I’m not sure exactly when the Philadelphia 76ers are supposed to start winning games. Saturday’s loss to the Spurs pushed the 76ers to 0-10 for the second straight season. Last year’s 76ers needed didn’t win until their 18th game en route to an 18-64 finish. It was the second year under Sam Hinkie and his Process, and the second year his Sixers failed to win 20 games. If things go according to plan again this year, it will be three such seasons in a row for the laughingstock of the NBA.

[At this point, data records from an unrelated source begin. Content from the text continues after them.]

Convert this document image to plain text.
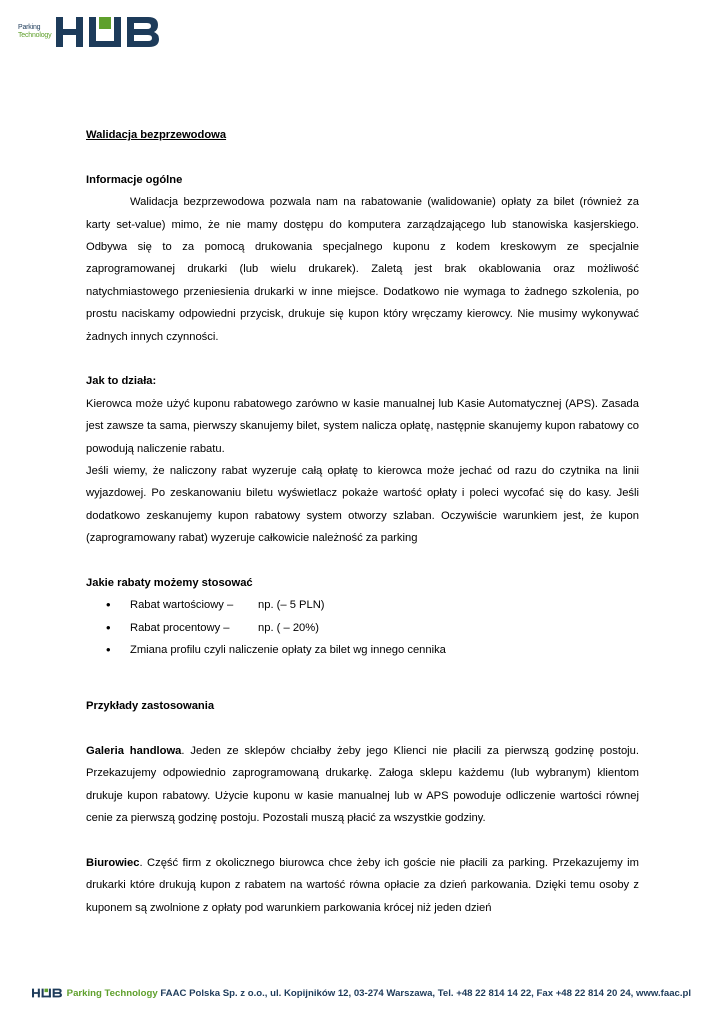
Parking
Technology

Walidacja bezprzewodowa

Informacje ogólne

Walidacja bezprzewodowa pozwala nam na rabatowanie (walidowanie) opłaty za bilet (również za karty set-value) mimo, że nie mamy dostępu do komputera zarządzającego lub stanowiska kasjerskiego. Odbywa się to za pomocą drukowania specjalnego kuponu z kodem kreskowym ze specjalnie zaprogramowanej drukarki (lub wielu drukarek). Zaletą jest brak okablowania oraz możliwość natychmiastowego przeniesienia drukarki w inne miejsce. Dodatkowo nie wymaga to żadnego szkolenia, po prostu naciskamy odpowiedni przycisk, drukuje się kupon który wręczamy kierowcy. Nie musimy wykonywać żadnych innych czynności.

Jak to działa:

Kierowca może użyć kuponu rabatowego zarówno w kasie manualnej lub Kasie Automatycznej (APS). Zasada jest zawsze ta sama, pierwszy skanujemy bilet, system nalicza opłatę, następnie skanujemy kupon rabatowy co powodują naliczenie rabatu.

Jeśli wiemy, że naliczony rabat wyzeruje całą opłatę to kierowca może jechać od razu do czytnika na linii wyjazdowej. Po zeskanowaniu biletu wyświetlacz pokaże wartość opłaty i poleci wycofać się do kasy. Jeśli dodatkowo zeskanujemy kupon rabatowy system otworzy szlaban. Oczywiście warunkiem jest, że kupon (zaprogramowany rabat) wyzeruje całkowicie należność za parking

Jakie rabaty możemy stosować

• Rabat wartościowy – np. (– 5 PLN)
• Rabat procentowy –	np. ( – 20%)
• Zmiana profilu czyli naliczenie opłaty za bilet wg innego cennika

Przykłady zastosowania

Galeria handlowa. Jeden ze sklepów chciałby żeby jego Klienci nie płacili za pierwszą godzinę postoju. Przekazujemy odpowiednio zaprogramowaną drukarkę. Załoga sklepu każdemu (lub wybranym) klientom drukuje kupon rabatowy. Użycie kuponu w kasie manualnej lub w APS powoduje odliczenie wartości równej cenie za pierwszą godzinę postoju. Pozostali muszą płacić za wszystkie godziny.

Biurowiec. Część firm z okolicznego biurowca chce żeby ich goście nie płacili za parking. Przekazujemy im drukarki które drukują kupon z rabatem na wartość równa opłacie za dzień parkowania. Dzięki temu osoby z kuponem są zwolnione z opłaty pod warunkiem parkowania krócej niż jeden dzień

Parking Technology FAAC Polska Sp. z o.o., ul. Kopijników 12, 03-274 Warszawa, Tel. +48 22 814 14 22, Fax +48 22 814 20 24, www.faac.pl
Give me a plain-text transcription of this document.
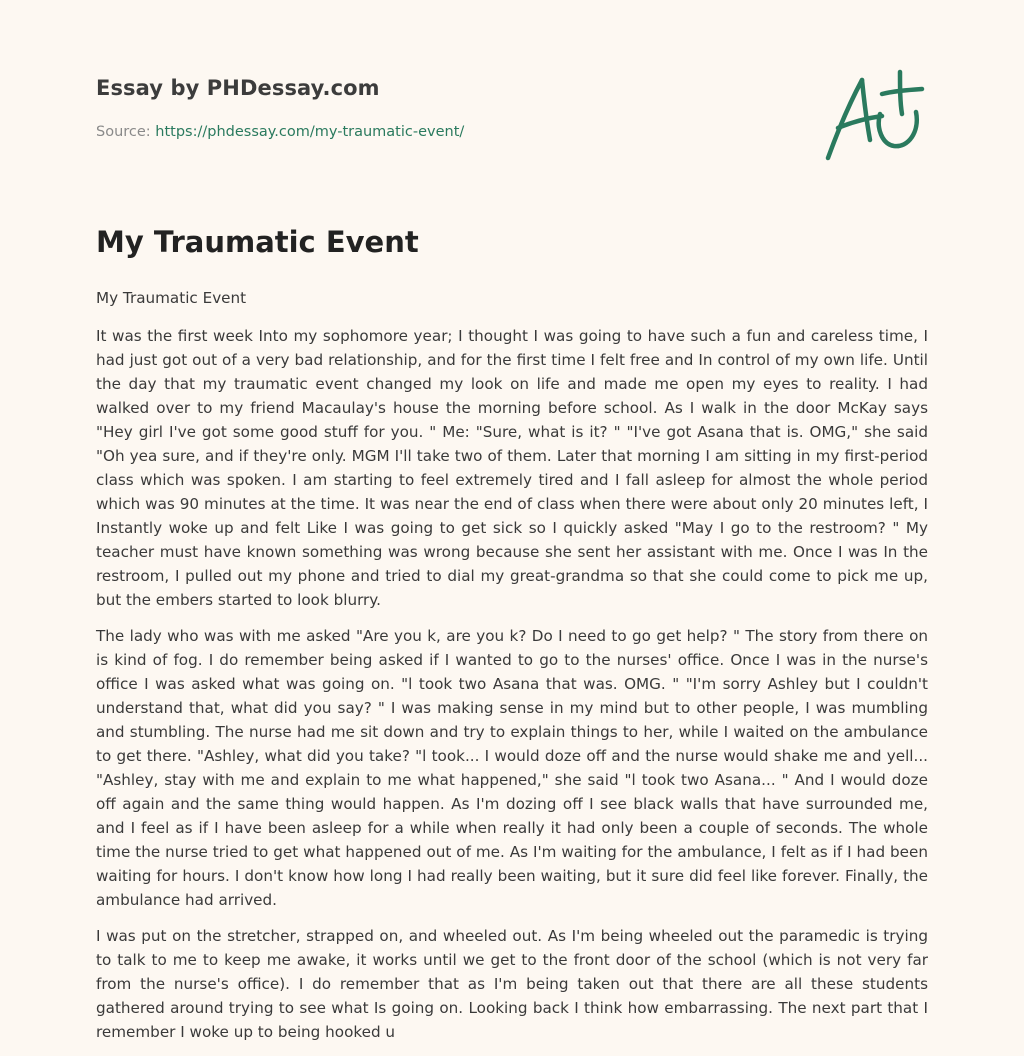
Essay by PHDessay.com
Source: https://phdessay.com/my-traumatic-event/
My Traumatic Event

My Traumatic Event

It was the first week Into my sophomore year; I thought I was going to have such a fun and careless time, I had just got out of a very bad relationship, and for the first time I felt free and In control of my own life. Until the day that my traumatic event changed my look on life and made me open my eyes to reality. I had walked over to my friend Macaulay's house the morning before school. As I walk in the door McKay says "Hey girl I've got some good stuff for you. " Me: "Sure, what is it? " "I've got Asana that is. OMG," she said "Oh yea sure, and if they're only. MGM I'll take two of them. Later that morning I am sitting in my first-period class which was spoken. I am starting to feel extremely tired and I fall asleep for almost the whole period which was 90 minutes at the time. It was near the end of class when there were about only 20 minutes left, I Instantly woke up and felt Like I was going to get sick so I quickly asked "May I go to the restroom? " My teacher must have known something was wrong because she sent her assistant with me. Once I was In the restroom, I pulled out my phone and tried to dial my great-grandma so that she could come to pick me up, but the embers started to look blurry.

The lady who was with me asked "Are you k, are you k? Do I need to go get help? " The story from there on is kind of fog. I do remember being asked if I wanted to go to the nurses' office. Once I was in the nurse's office I was asked what was going on. "l took two Asana that was. OMG. " "I'm sorry Ashley but I couldn't understand that, what did you say? " I was making sense in my mind but to other people, I was mumbling and stumbling. The nurse had me sit down and try to explain things to her, while I waited on the ambulance to get there. "Ashley, what did you take? "l took... I would doze off and the nurse would shake me and yell... "Ashley, stay with me and explain to me what happened," she said "l took two Asana... " And I would doze off again and the same thing would happen. As I'm dozing off I see black walls that have surrounded me, and I feel as if I have been asleep for a while when really it had only been a couple of seconds. The whole time the nurse tried to get what happened out of me. As I'm waiting for the ambulance, I felt as if I had been waiting for hours. I don't know how long I had really been waiting, but it sure did feel like forever. Finally, the ambulance had arrived.

I was put on the stretcher, strapped on, and wheeled out. As I'm being wheeled out the paramedic is trying to talk to me to keep me awake, it works until we get to the front door of the school (which is not very far from the nurse's office). I do remember that as I'm being taken out that there are all these students gathered around trying to see what Is going on. Looking back I think how embarrassing. The next part that I remember I woke up to being hooked u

The utterly hopeless Sixers have been the greatest symbol of the tanking that is so en vogue in professional sports right now. In baseball, as Evan Drellich discussed and reported in detail for the Houston Chronicle, last year’s success stories in Houston and Chicago are adding fuel to the tanking fire. The Brewers with former Astros executive David Stearns at the helm could be among the next wave of teams to undertake the strategy.

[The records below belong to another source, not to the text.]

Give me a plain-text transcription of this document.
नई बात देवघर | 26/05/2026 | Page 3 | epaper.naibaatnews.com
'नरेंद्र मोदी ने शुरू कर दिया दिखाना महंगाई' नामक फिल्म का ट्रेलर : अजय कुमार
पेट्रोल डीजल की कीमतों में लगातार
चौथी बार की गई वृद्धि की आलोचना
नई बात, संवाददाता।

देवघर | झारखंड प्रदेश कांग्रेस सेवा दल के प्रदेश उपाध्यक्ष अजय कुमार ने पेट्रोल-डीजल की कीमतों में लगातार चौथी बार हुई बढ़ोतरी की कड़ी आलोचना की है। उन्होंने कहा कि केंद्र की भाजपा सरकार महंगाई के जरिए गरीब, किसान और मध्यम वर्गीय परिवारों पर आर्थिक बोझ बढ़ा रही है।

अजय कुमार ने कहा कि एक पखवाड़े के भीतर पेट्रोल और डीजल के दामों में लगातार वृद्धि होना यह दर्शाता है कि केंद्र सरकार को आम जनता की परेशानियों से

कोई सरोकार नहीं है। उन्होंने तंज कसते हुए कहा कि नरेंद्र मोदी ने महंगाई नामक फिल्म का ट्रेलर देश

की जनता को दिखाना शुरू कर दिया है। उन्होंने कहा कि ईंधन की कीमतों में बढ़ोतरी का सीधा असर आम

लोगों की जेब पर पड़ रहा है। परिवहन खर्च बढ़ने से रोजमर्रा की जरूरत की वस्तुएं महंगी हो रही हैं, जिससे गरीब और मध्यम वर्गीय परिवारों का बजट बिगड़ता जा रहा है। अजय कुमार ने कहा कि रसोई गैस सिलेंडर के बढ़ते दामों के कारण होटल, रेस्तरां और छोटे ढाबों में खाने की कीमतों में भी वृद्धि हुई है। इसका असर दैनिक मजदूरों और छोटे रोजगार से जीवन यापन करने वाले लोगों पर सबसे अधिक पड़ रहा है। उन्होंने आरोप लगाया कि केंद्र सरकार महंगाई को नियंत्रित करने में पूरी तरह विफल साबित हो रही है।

It’s hard to argue with how good the Astros and Cubs got so quickly. It’s also hard to make an argument for bad teams going wild in the free-agent market. Deals like Carlos Lee’s six-year, $100 million and other ill-advised free agent signings (see also: Woody Williams, Pedro Feliz, Kazuo Matsui) were responsible for the Astros becoming a 100-loss team in the first place. Moral victories are no good if they take away from the resources to build a future, and bad contracts hurt doubly on teams already light on talent, money, or both.

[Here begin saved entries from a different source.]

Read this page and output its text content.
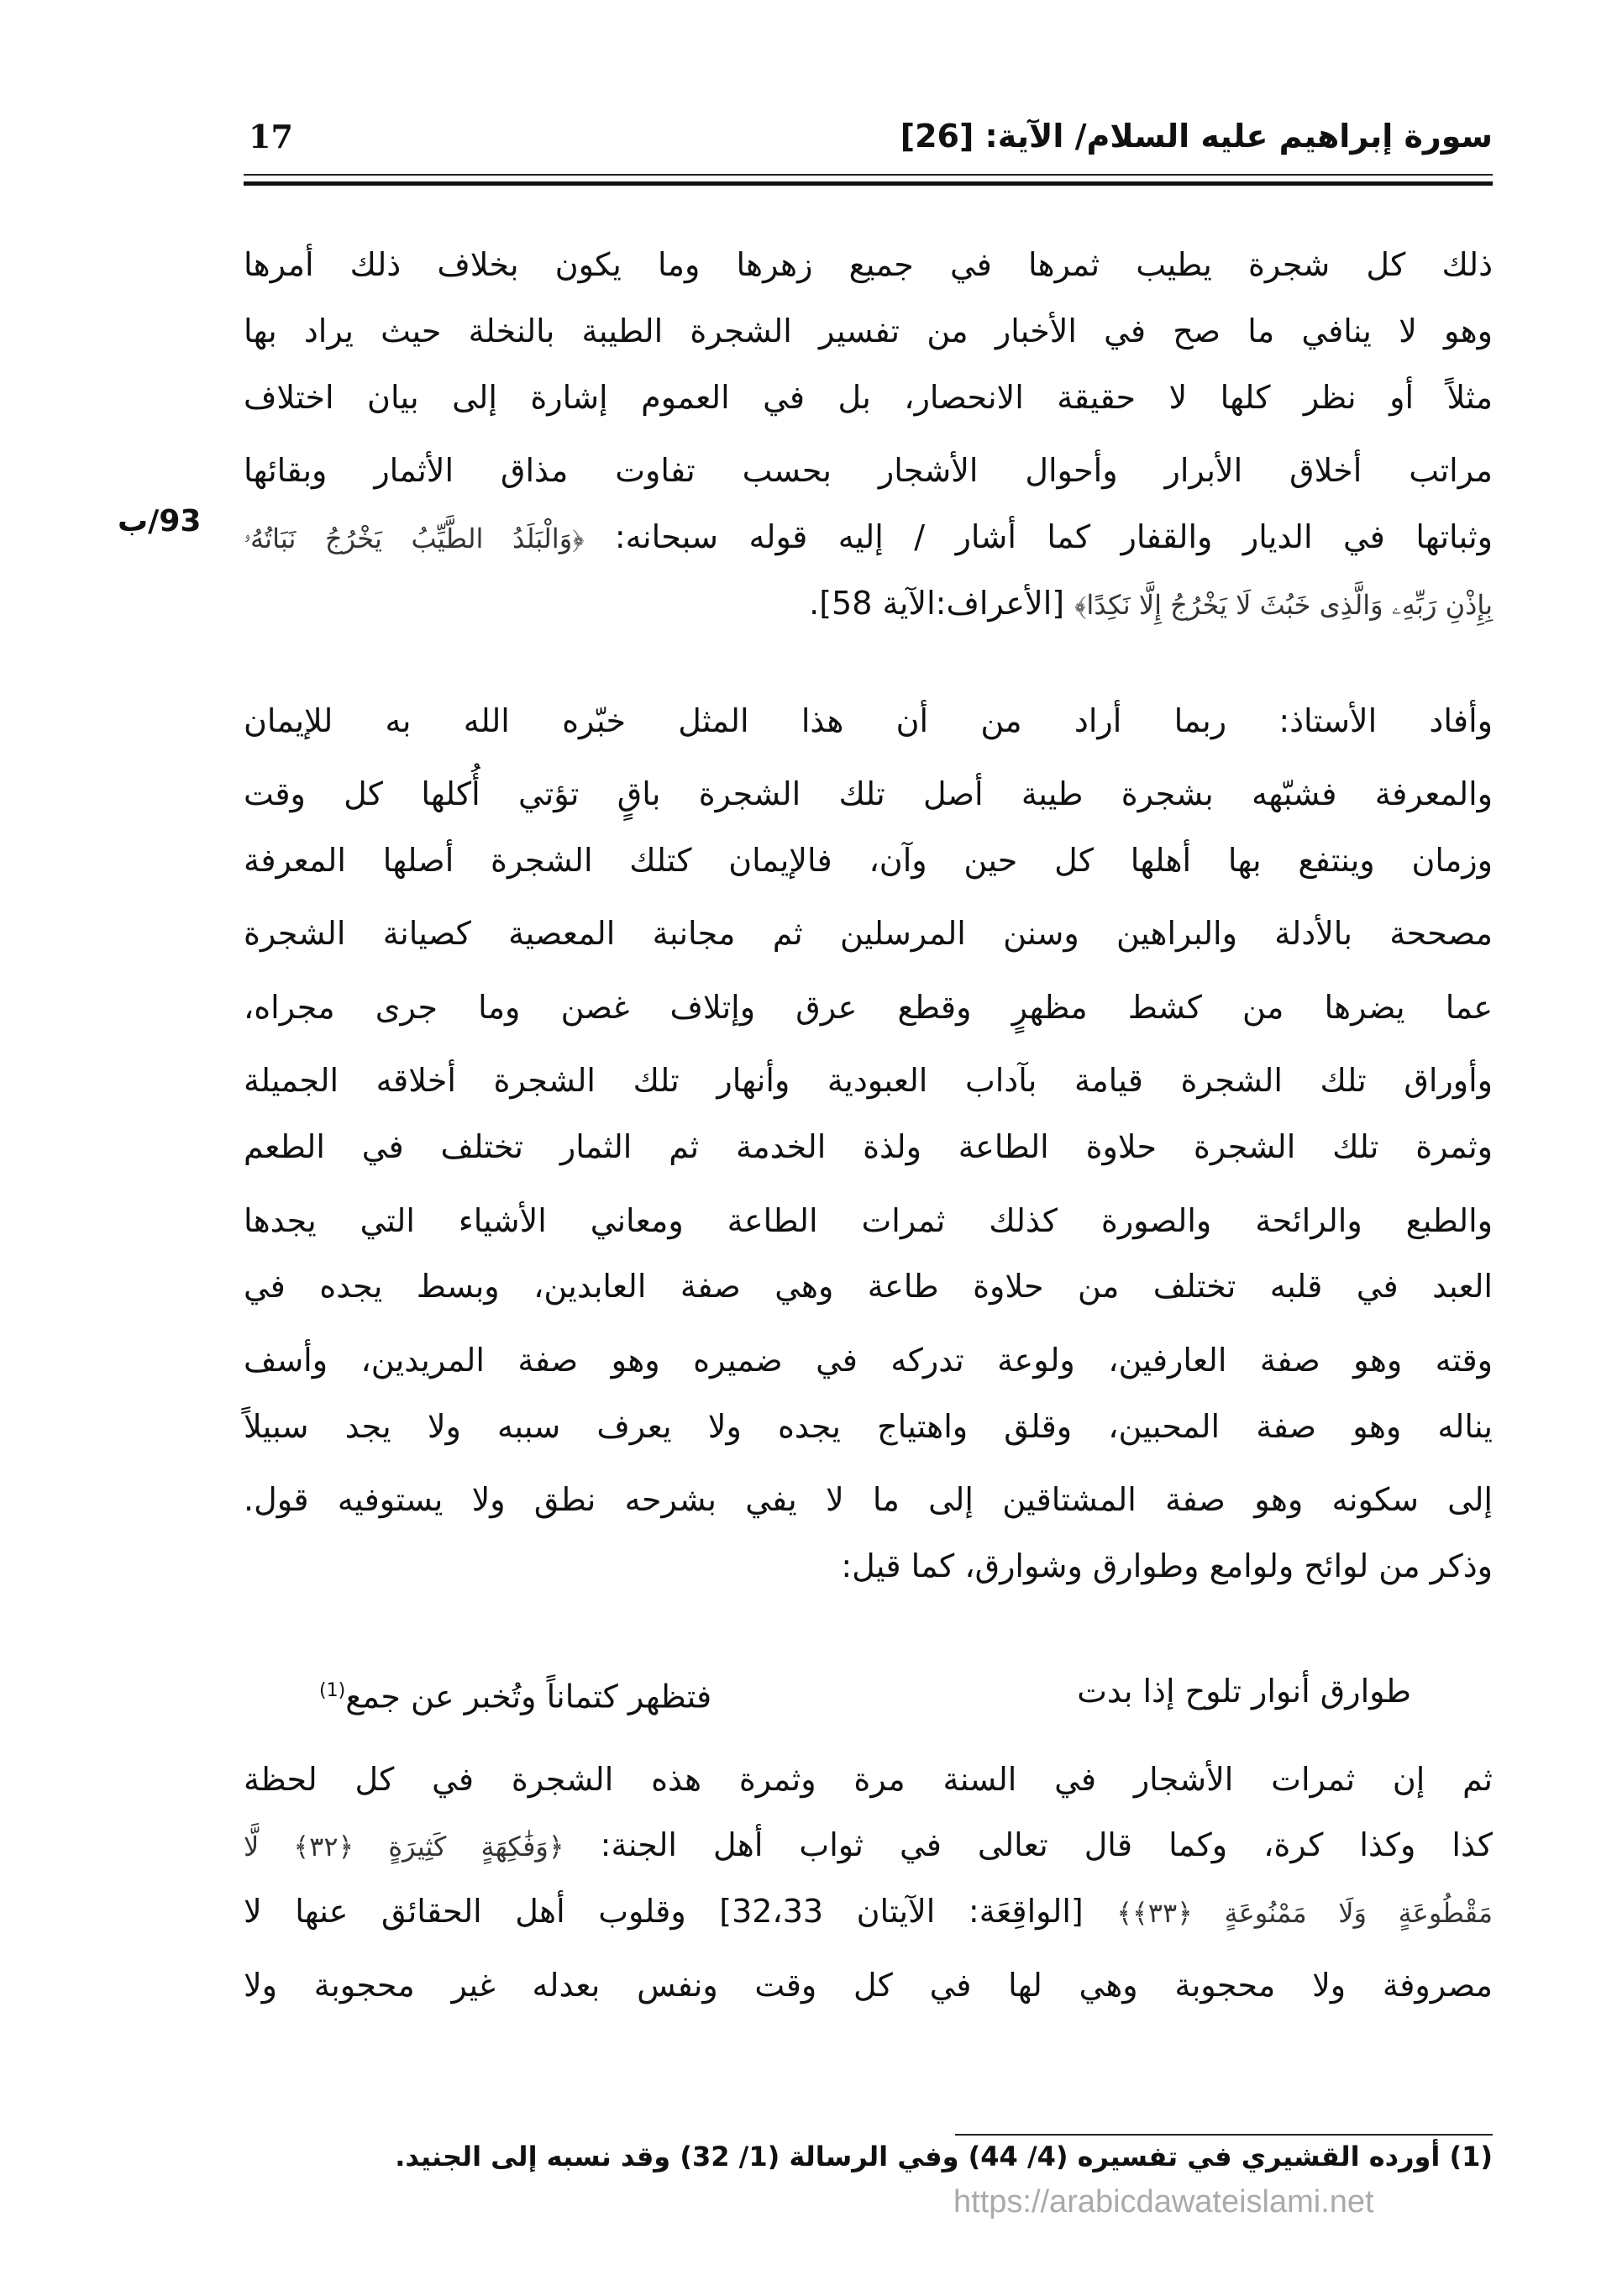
سورة إبراهيم عليه السلام/ الآية: [26]
17
93/ب
ذلك كل شجرة يطيب ثمرها في جميع زهرها وما يكون بخلاف ذلك أمرها
وهو لا ينافي ما صح في الأخبار من تفسير الشجرة الطيبة بالنخلة حيث يراد بها
مثلاً أو نظر كلها لا حقيقة الانحصار، بل في العموم إشارة إلى بيان اختلاف
مراتب أخلاق الأبرار وأحوال الأشجار بحسب تفاوت مذاق الأثمار وبقائها
وثباتها في الديار والقفار كما أشار / إليه قوله سبحانه: ﴿وَالْبَلَدُ الطَّيِّبُ يَخْرُجُ نَبَاتُهُۥ
بِإِذْنِ رَبِّهِۦ وَالَّذِى خَبُثَ لَا يَخْرُجُ إِلَّا نَكِدًا﴾ [الأعراف:الآية 58].
وأفاد الأستاذ: ربما أراد من أن هذا المثل خبّره الله به للإيمان
والمعرفة فشبّهه بشجرة طيبة أصل تلك الشجرة باقٍ تؤتي أُكلها كل وقت
وزمان وينتفع بها أهلها كل حين وآن، فالإيمان كتلك الشجرة أصلها المعرفة
مصححة بالأدلة والبراهين وسنن المرسلين ثم مجانبة المعصية كصيانة الشجرة
عما يضرها من كشط مظهرٍ وقطع عرق وإتلاف غصن وما جرى مجراه،
وأوراق تلك الشجرة قيامة بآداب العبودية وأنهار تلك الشجرة أخلاقه الجميلة
وثمرة تلك الشجرة حلاوة الطاعة ولذة الخدمة ثم الثمار تختلف في الطعم
والطبع والرائحة والصورة كذلك ثمرات الطاعة ومعاني الأشياء التي يجدها
العبد في قلبه تختلف من حلاوة طاعة وهي صفة العابدين، وبسط يجده في
وقته وهو صفة العارفين، ولوعة تدركه في ضميره وهو صفة المريدين، وأسف
يناله وهو صفة المحبين، وقلق واهتياج يجده ولا يعرف سببه ولا يجد سبيلاً
إلى سكونه وهو صفة المشتاقين إلى ما لا يفي بشرحه نطق ولا يستوفيه قول.
وذكر من لوائح ولوامع وطوارق وشوارق، كما قيل:
طوارق أنوار تلوح إذا بدت
فتظهر كتماناً وتُخبر عن جمع$^{(1)}$
ثم إن ثمرات الأشجار في السنة مرة وثمرة هذه الشجرة في كل لحظة
كذا وكذا كرة، وكما قال تعالى في ثواب أهل الجنة: ﴿وَفَٰكِهَةٍ كَثِيرَةٍ ﴿٣٢﴾ لَّا
مَقْطُوعَةٍ وَلَا مَمْنُوعَةٍ ﴿٣٣﴾﴾ [الواقِعَة: الآيتان 32،33] وقلوب أهل الحقائق عنها لا
مصروفة ولا محجوبة وهي لها في كل وقت ونفس بعدله غير محجوبة ولا
(1) أورده القشيري في تفسيره (4/ 44) وفي الرسالة (1/ 32) وقد نسبه إلى الجنيد.
https://arabicdawateislami.net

But this is not rocket science. The only people who believe throwing money at old free agents will fix a bad team are owners with insatiable egos. The choice between a full tank and reckless spending is a false dichotomy. As new Phillies GM Matt Klentak told Drellich, “I think the beauty of baseball — this is not to get overly philosophical — is that there is no one way to do it.” Look at the teams that have won in the past decade — the White Sox, Cardinals, Red Sox, Phillies, Yankees, Giants, and Royals — and you’ll see teams built off vastly different strategies in the free agent market and vastly different philosophies. The only constant is that these teams all somehow spent major resources to get talent, whether it was bought, traded for, drafted, or (usually) a mixture of all three.
The only thing tanking can be indisputably proven to do, other than lose games by the truckload, is lower payroll. The Astros, despite playing in a medium-sized market, have been in the bottom three in payroll since 2012. They paid just over $22,000,000 to players in 2013 — less than $1,000,000 per roster spot. The Cubs slashed nearly $40,000,000 off their payroll between 2011 and 2012, after Theo Epstein and Jed Hoyer took major roles in the Cubs front office. The 76ers have flirted with the NBA’s salary floor since Hinkie has taken over, to the point where the NBA Players Association has started investigations into their salary practices.
“The messaging was always hard,” Hoyer told Drellich. And really, that’s all the new tanking wave is. How do you sell a team that everybody knows has no chance? You sell a future, something fueled by a vague notion of smartness, a process that can be pointed to as the losses pile up. Sell each loss as a critical step on the path to victory, sell each rebuilding season as a chance for fans to get in before it was cool, and sell belief in the process as a way to be smart just like the visionaries guiding the ship from the front office.
The Cubs and Astros have made it look like it can work, although they will have to sustain their success and turn playoff appearances into pennants before their efforts truly reach the finish line. The 76ers, meanwhile, are mired in the worst case scenario, with injuries to draft picks like Joel Embiid pushing the target contention date back further and further and further. 76ers fans have been waiting years for good basketball, and it looks they’ll have to keep waiting.
Brewers fans, if Stearns chooses to follow the same path Jeff Luhnow did in Houston, may be facing the same sort of dry spell. If he does, we will surely hear plenty about how pragmatic his strategy is, how the process must be trusted, and how it is his youthful, analytical intelligence at work. That’s all fine and good, if that’s what keeps you going as a baseball fan. But remember what Hoyer said. This is messaging. The real product tanking teams are selling is bad, cheap baseball, whatever else it is you may want to see.